Some people may be happy as a "kept" wife/husband, but most/many more don't. Even people with limited resources aren't, therefor, immune to such issues (my girlfriend works with people with mild mental handicaps - "may just about manage to do volunteer work stuffing chocolates in boxes if there's enough oversight" level. These people are incredibly proud that they have a job and can contribute to society, even if, in all honesty, their job is useless. Overseers cost as much/more as just having more self-sufficient people do it. Seeing some of her patients/wards deal with grief, depression, and so on is heartbreaking).
I'm not saying a UBI is the solution. It's a possible venue to explore. I haven't heard much other options - nobody seems to want to be the first to suggest eugenetics as a way of weeding these people out, yet.
 

GasBandit

Staff member
$870/mo UBI would cost the US around 2-3 trillion a year, alone.
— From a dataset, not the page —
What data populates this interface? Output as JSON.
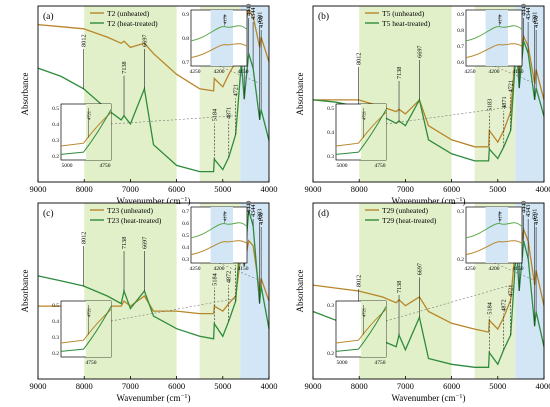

That's not a thing that is gonna happen.[DOUBLEPOST=1484249180,1484249063][/DOUBLEPOST]
And we, as a society, need to figure out what to do with people who are capable only of such.
Not to be a super cynical Sally, but war generally works in that regard.
 
$870/mo UBI would cost the US around 2-3 trillion a year, alone. That's not a thing that is gonna happen.
Really depends on how you treat it. Most version (partially) replace all other kinds of benefits/income from the government (welfare, disabilities, sick leave, pension, child support), and, since wages would likely drop, increase income tax in return. It'd definitely cost money, but - depending on what economist you want to listen to - the cost is more likely to be about a quarter of the actual pay-out.
 
Not to be a super cynical Sally, but war generally works in that regard.
It really doesn't. Disease has played a much larger role historically that way. War actually doesn't kill nearly as many as you think. Sometimes the "consequences" of war are disease, but that's not always a "sure thing" for correlation. Spanish Flu post-WWI killed more than the war did, and that war (well, the PEACE actually) helped spread it worldwide via soldiers coming home, but it wasn't destruction of services via war that caused the flu to kill so many, it was just the disease itself that did the job.
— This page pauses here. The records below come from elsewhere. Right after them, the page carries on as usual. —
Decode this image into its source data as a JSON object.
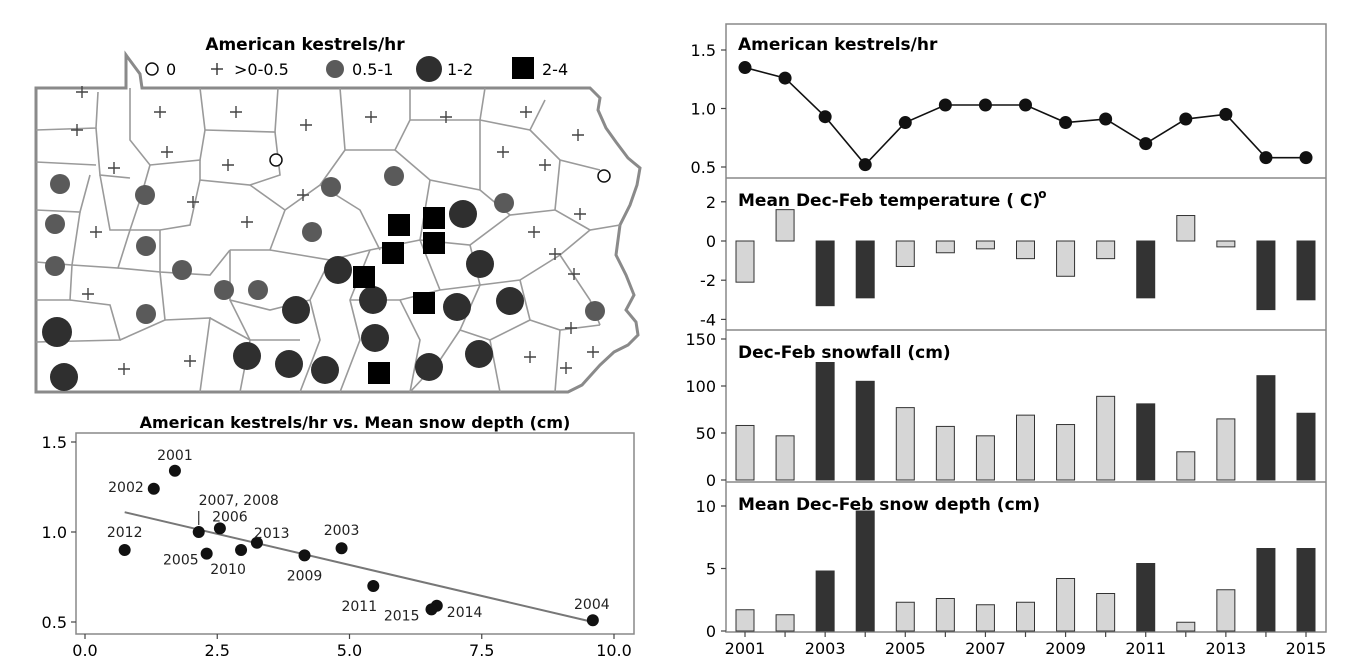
{
  "map": {
    "title": "American kestrels/hr",
    "legend": [
      {
        "symbol": "open-circle",
        "label": "0"
      },
      {
        "symbol": "plus",
        "label": ">0-0.5"
      },
      {
        "symbol": "small-gray-circle",
        "label": "0.5-1"
      },
      {
        "symbol": "large-dark-circle",
        "label": "1-2"
      },
      {
        "symbol": "black-square",
        "label": "2-4"
      }
    ],
    "colors": {
      "border": "#8a8a8a",
      "gray_circle": "#5a5a5a",
      "dark_circle": "#2f2f2f",
      "square": "#000000"
    }
  },
  "chart_data": [
    {
      "type": "scatter",
      "title": "American kestrels/hr vs. Mean snow depth (cm)",
      "xlabel": "",
      "ylabel": "",
      "xlim": [
        0,
        10
      ],
      "ylim": [
        0.45,
        1.55
      ],
      "xticks": [
        "0.0",
        "2.5",
        "5.0",
        "7.5",
        "10.0"
      ],
      "yticks": [
        "0.5",
        "1.0",
        "1.5"
      ],
      "points": [
        {
          "label": "2001",
          "x": 1.7,
          "y": 1.34
        },
        {
          "label": "2002",
          "x": 1.3,
          "y": 1.24
        },
        {
          "label": "2003",
          "x": 4.85,
          "y": 0.91
        },
        {
          "label": "2004",
          "x": 9.6,
          "y": 0.51
        },
        {
          "label": "2005",
          "x": 2.3,
          "y": 0.88
        },
        {
          "label": "2006",
          "x": 2.55,
          "y": 1.02
        },
        {
          "label": "2007, 2008",
          "x": 2.15,
          "y": 1.0
        },
        {
          "label": "2009",
          "x": 4.15,
          "y": 0.87
        },
        {
          "label": "2010",
          "x": 2.95,
          "y": 0.9
        },
        {
          "label": "2011",
          "x": 5.45,
          "y": 0.7
        },
        {
          "label": "2012",
          "x": 0.75,
          "y": 0.9
        },
        {
          "label": "2013",
          "x": 3.25,
          "y": 0.94
        },
        {
          "label": "2014",
          "x": 6.65,
          "y": 0.59
        },
        {
          "label": "2015",
          "x": 6.55,
          "y": 0.57
        }
      ],
      "trend": {
        "x": [
          0.75,
          9.6
        ],
        "y": [
          1.11,
          0.5
        ]
      }
    },
    {
      "type": "line",
      "title": "American kestrels/hr",
      "x": [
        2001,
        2002,
        2003,
        2004,
        2005,
        2006,
        2007,
        2008,
        2009,
        2010,
        2011,
        2012,
        2013,
        2014,
        2015
      ],
      "values": [
        1.35,
        1.26,
        0.93,
        0.52,
        0.88,
        1.03,
        1.03,
        1.03,
        0.88,
        0.91,
        0.7,
        0.91,
        0.95,
        0.58,
        0.58
      ],
      "ylim": [
        0.4,
        1.7
      ],
      "yticks": [
        "0.5",
        "1.0",
        "1.5"
      ]
    },
    {
      "type": "bar",
      "title": "Mean Dec-Feb temperature ( C)",
      "degree_symbol": "o",
      "x": [
        2001,
        2002,
        2003,
        2004,
        2005,
        2006,
        2007,
        2008,
        2009,
        2010,
        2011,
        2012,
        2013,
        2014,
        2015
      ],
      "values": [
        -2.1,
        1.6,
        -3.3,
        -2.9,
        -1.3,
        -0.6,
        -0.4,
        -0.9,
        -1.8,
        -0.9,
        -2.9,
        1.3,
        -0.3,
        -3.5,
        -3.0
      ],
      "dark": [
        false,
        false,
        true,
        true,
        false,
        false,
        false,
        false,
        false,
        false,
        true,
        false,
        false,
        true,
        true
      ],
      "ylim": [
        -4.2,
        2.6
      ],
      "yticks": [
        "2",
        "0",
        "-2",
        "-4"
      ]
    },
    {
      "type": "bar",
      "title": "Dec-Feb snowfall (cm)",
      "x": [
        2001,
        2002,
        2003,
        2004,
        2005,
        2006,
        2007,
        2008,
        2009,
        2010,
        2011,
        2012,
        2013,
        2014,
        2015
      ],
      "values": [
        58,
        47,
        125,
        105,
        77,
        57,
        47,
        69,
        59,
        89,
        81,
        30,
        65,
        111,
        71
      ],
      "dark": [
        false,
        false,
        true,
        true,
        false,
        false,
        false,
        false,
        false,
        false,
        true,
        false,
        false,
        true,
        true
      ],
      "ylim": [
        0,
        155
      ],
      "yticks": [
        "150",
        "100",
        "50",
        "0"
      ]
    },
    {
      "type": "bar",
      "title": "Mean Dec-Feb snow depth (cm)",
      "x": [
        2001,
        2002,
        2003,
        2004,
        2005,
        2006,
        2007,
        2008,
        2009,
        2010,
        2011,
        2012,
        2013,
        2014,
        2015
      ],
      "values": [
        1.7,
        1.3,
        4.8,
        9.6,
        2.3,
        2.6,
        2.1,
        2.3,
        4.2,
        3.0,
        5.4,
        0.7,
        3.3,
        6.6,
        6.6
      ],
      "dark": [
        false,
        false,
        true,
        true,
        false,
        false,
        false,
        false,
        false,
        false,
        true,
        false,
        false,
        true,
        true
      ],
      "ylim": [
        0,
        10.8
      ],
      "yticks": [
        "10",
        "5",
        "0"
      ],
      "xticks": [
        "2001",
        "2003",
        "2005",
        "2007",
        "2009",
        "2011",
        "2013",
        "2015"
      ]
    }
  ]
}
Google it some more Gas. You might be surprised.
 

GasBandit

Staff member
It really doesn't. Disease has played a much larger role historically that way. War actually doesn't kill nearly as many as you think. Sometimes the "consequences" of war are disease, but that's not always a "sure thing" for correlation. Spanish Flu post-WWI killed more than the war did, and that war (well, the PEACE actually) helped spread it worldwide via soldiers coming home, but it wasn't destruction of services via war that caused the flu to kill so many, it was just the disease itself that did the job.

Google it some more Gas. You might be surprised.
We can't exactly institute a policy of disease, though.

WW2 did kill off ~60 million young men (mostly russians and germans), though. Granted, it's not exactly a pandemic, but if you're really looking to keep an underclass employed, war's hard to beat.

Of course, then you eggheads will probably go and automate that, too.